Een tweede vaststelling heeft opnieuw met geluidsoverlast te maken. Vanuit de achterste regionen van de zaal weerklonk het hele concert lang – twee delen mét pauze – gekraai van enkele peuters. Khalifé gaf zelf geen kik en maakte er zelfs een grapje over – hij groette de jongeren in de zaal – maar wat kón hij ook zeggen? Ryan Adams-gewijs het concert stilleggen en de kinderen de uitgang wijzen? Je zou denken dat ouders zélf de nodige verantwoordelijkheid kunnen nemen, maar neen... Alle begrip voor een enkel probleempje met een meegezeulde kroost, maar als het probleempje meer dan een half uur aanhoudt, wordt het ronduit storend. Het is opnieuw een kwestie van elementair respect voor de medeconcertganger.
Khalifé's muziek verdiende dus, in een notendop, minder interrupties. Zijn spel zit immers vol nuances – hij wisselt razendsnel tussen losse noten, akkoorden en slides – die weinig volume genereren, en die dus zekere aandacht vereisen om opgemerkt te worden. Hetzelfde geldt voor Herberts contrabasspel, dat qua expressiviteit niet moest onderdoen voor dat van Khalifé. Ook Herbert speelde akkoorden en solo's, en bovendien bracht hij enkele keren een klank voort die eerder aan een cello deed denken. Indrukwekkend zonder meer.
Minder impressionant was Bachar Khalifé's percussie: de meeste tijd zat Bachar werkloos op het podium, en als hij toch te horen was, deed hij weinig meer dan ritme aangeven – hetgeen eigenlijk overbodig was, gezien het strakke spel van Herbert en Marcel Khalifé. Ook wanneer Bachar tolk speelde voor zijn Arabischtalige vader, kon hij nauwelijks een zekere desinteresse verbergen: de vertalingen waren ongeveer vier keer korter dan de originele uitspraken. Het zou nochtans leuk geweest zijn als het Arabischonkundige deel van het publiek – er waren overigens heel wat streekgenoten van Khalifé in de zaal – kon delen in de tekstbetekenis van een liefdeslied als 'Rita w'al-Bundaqiya', door Khalifé zacht en poëtisch gezongen.

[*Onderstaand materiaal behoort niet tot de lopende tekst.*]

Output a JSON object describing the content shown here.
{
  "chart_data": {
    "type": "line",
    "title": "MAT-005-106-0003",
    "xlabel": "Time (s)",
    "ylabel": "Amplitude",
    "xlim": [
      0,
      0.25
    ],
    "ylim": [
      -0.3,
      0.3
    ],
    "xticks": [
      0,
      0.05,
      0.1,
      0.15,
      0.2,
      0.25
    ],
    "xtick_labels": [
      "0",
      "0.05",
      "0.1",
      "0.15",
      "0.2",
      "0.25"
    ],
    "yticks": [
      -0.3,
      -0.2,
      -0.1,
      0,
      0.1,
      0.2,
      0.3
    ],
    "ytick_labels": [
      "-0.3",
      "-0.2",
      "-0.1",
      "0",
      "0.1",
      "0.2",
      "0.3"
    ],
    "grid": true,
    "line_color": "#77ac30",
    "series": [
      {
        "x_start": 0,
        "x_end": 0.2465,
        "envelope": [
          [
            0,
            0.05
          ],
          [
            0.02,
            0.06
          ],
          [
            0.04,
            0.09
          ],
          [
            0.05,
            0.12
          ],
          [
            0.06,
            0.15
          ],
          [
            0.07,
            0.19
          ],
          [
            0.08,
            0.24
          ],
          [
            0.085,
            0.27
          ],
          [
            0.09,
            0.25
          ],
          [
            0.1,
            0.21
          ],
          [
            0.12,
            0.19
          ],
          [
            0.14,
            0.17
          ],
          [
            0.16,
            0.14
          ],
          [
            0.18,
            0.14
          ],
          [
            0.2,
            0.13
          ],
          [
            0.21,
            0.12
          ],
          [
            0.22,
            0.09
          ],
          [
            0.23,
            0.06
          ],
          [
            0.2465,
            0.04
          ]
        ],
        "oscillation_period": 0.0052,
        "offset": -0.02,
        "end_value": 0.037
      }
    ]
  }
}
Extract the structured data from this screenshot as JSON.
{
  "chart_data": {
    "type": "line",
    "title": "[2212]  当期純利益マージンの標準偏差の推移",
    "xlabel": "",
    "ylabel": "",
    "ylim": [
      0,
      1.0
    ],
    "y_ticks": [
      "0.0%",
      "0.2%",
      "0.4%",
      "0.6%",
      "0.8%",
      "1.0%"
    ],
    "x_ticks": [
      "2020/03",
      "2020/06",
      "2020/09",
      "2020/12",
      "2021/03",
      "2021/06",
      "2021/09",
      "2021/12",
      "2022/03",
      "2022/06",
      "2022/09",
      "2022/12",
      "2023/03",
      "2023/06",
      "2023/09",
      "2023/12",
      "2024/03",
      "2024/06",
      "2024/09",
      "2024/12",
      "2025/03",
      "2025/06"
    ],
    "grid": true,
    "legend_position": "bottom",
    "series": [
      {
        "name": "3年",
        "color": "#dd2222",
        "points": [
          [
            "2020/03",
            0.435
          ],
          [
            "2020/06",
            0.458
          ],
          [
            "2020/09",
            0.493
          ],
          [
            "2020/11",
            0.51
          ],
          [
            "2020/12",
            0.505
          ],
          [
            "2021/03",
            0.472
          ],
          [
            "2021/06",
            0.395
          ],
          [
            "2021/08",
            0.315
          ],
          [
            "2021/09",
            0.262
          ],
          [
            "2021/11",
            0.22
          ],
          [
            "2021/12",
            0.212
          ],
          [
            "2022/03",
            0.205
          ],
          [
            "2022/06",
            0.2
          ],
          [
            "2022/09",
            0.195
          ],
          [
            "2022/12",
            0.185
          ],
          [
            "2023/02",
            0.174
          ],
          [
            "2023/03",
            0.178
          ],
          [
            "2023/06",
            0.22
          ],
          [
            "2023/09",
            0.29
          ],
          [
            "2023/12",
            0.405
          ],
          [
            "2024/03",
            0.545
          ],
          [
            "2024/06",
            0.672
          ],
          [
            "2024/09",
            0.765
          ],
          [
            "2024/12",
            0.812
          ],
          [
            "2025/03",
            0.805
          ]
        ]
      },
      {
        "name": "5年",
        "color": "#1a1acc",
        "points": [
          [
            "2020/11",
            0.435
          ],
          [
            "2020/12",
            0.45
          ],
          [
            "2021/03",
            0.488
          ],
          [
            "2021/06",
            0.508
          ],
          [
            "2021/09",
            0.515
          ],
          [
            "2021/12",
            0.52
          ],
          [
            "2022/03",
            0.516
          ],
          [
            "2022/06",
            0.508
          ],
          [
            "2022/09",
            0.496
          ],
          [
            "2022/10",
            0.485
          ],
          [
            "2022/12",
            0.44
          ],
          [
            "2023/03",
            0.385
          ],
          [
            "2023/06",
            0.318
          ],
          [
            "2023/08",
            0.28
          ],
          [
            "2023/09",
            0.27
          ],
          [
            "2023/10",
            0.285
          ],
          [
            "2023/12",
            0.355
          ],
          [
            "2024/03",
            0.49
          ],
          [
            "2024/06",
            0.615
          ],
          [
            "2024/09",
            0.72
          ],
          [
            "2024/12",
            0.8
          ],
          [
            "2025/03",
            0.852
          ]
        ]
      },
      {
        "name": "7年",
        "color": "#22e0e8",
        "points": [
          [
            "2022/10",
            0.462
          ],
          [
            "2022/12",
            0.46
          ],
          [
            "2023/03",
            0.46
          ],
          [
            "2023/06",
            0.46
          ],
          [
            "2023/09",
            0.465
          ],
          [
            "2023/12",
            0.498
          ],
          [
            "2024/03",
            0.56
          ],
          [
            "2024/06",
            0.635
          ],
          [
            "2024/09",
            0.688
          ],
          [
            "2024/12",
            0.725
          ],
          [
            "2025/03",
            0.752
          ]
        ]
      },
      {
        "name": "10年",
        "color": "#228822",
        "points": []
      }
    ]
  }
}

Finaal volgde er nog een bizarre climax: Khalifé zette een nummer in dat zijn Midden-Oosterse volksgenoten onmiddellijk met vurig enthousiasme meezongen, waarna enkelen een gigantische Palestijnse vlag doorheen de zaal begonnen te dragen – Khalifé sympathiseert immers met de Palestijnse zaak. In een regio waar zelfs de meest elementaire mensenrechten een utopisch karakter hebben, is elke activiteit politiek geladen, muziek spelen incluis – en dat is anders dan in het Westen, waar artistieke uitingen zelden nog expliciet (politiek) geëngageerd zijn of een subversieve kracht hebben. Maar één ding is zeker: de Palestijnse kwestie zal nooit worden opgelost vanuit een concertzaal aan de Dijle.